Édgar Aguilar

Lo que queda de la ciudad son más bien destellos aislados de lo que fue Xalapa en mejores tiempos. Con una voracidad sorprendente, la otrora benigna capital del estado de Veracruz se convirtió en una especie de monstruo de mil cabezas. Con todo, sabíamos que en una calle, extrañamente tranquila y poco transitada, muy cerca de lo que las honorabilísimas autoridades del municipio insistían en llamar “Centro Histórico”, se erguía, sobre una pequeña elevación de piedra que va descendiendo y trazando una pronunciada curva hasta culminar en un hermoso parque que todos conocemos como Los Berros, una casa igualmente hermosa color mostaza de dos plantas, de amplias puertas de madera y de herméticas ventanas, en la que residía un hombre alto, pulcro y elegantemente vestido.

Este ciudadano distinguido, de nombre Sergio Pitol (1933-2018), solía caminar, cuando la salud, o más bien la enfermedad, aún se lo permitía, por esas calles que a medida que se recorren se van volviendo un infierno. Pero este hombre de maneras corteses, de apariencia un tanto vienés, parecía no reparar en ello. Daba la impresión de que caminaba un tanto desorientado, sin detenerse en nada ni en nadie en particular, evadiendo con cierta timidez a los transeúntes que a veces se topaban de frente con él por las estrechísimas banquetas. Al llegar a uno de los semáforos de la arteria principal del centro, donde los autobuses rozan prácticamente los hombros y el humo de sus viejos y potentes escapes se pega a la piel, sofoca la garganta y nubla por momentos la vista, tomaba una esquina, se replegaba a la pared y entonces apuraba sus pasos, como una suerte de poseído invadido por ciertos demonios interiores —mas con una leve aunque poco disimulada sonrisa en su rostro afable—, hacia una cita quizás impostergable.

Siempre me pregunté a qué lugar se dirigía con tanta premura. Tampoco hice nunca nada por tratar de seguirlo.

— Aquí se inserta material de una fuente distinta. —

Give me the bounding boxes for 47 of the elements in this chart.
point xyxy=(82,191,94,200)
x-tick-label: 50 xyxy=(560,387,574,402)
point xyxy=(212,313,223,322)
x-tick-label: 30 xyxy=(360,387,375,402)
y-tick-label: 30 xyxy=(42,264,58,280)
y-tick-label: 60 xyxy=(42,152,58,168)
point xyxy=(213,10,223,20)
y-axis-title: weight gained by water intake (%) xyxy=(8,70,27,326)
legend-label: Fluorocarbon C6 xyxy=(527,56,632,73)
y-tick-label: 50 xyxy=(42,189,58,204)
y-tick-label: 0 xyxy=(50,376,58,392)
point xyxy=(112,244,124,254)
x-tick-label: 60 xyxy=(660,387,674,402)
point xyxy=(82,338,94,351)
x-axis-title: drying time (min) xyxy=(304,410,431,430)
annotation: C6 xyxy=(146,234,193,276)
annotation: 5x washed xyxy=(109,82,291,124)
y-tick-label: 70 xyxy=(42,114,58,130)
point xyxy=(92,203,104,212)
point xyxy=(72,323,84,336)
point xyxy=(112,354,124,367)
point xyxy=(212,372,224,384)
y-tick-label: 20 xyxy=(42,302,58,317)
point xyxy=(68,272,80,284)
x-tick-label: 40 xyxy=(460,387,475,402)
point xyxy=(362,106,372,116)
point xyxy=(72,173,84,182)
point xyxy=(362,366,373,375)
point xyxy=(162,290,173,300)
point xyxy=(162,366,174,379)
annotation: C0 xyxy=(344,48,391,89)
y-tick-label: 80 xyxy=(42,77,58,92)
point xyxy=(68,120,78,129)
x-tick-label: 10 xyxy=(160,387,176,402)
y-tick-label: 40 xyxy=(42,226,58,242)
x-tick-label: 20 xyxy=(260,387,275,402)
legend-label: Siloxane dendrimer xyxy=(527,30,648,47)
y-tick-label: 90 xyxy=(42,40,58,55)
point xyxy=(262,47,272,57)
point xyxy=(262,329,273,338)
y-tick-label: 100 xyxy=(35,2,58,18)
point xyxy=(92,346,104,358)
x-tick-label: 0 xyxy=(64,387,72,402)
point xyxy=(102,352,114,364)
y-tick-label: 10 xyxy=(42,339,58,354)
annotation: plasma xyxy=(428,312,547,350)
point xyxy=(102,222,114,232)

Seguir, pensaba, a un hombre como Sergio Pitol sería misión imposible. Sencillamente lo perdería en algún momento de su laberíntico recorrido: en algún cruce, en una torcida callejuela, quizás en alguna casona antigua o abandonada del “Centro Histórico”. O simplemente se esfumaría, sin más. Pienso, ahora que ha dejado este mundo, que seres tan auténticos y geniales como Pitol y que daban a la ciudad un carácter único, un cierto aire de cosmopolitismo, de ingravidez, tan reconfortante en muchos sentidos y casi sobrenatural —y de ningún modo creo exagerar—, son parte de un territorio desconocido para muchos de nosotros… y que termina justo donde empieza su escritura. Tal vez aquí es a donde se dirigía, en donde permanezca ahora, en donde siempre estuvo.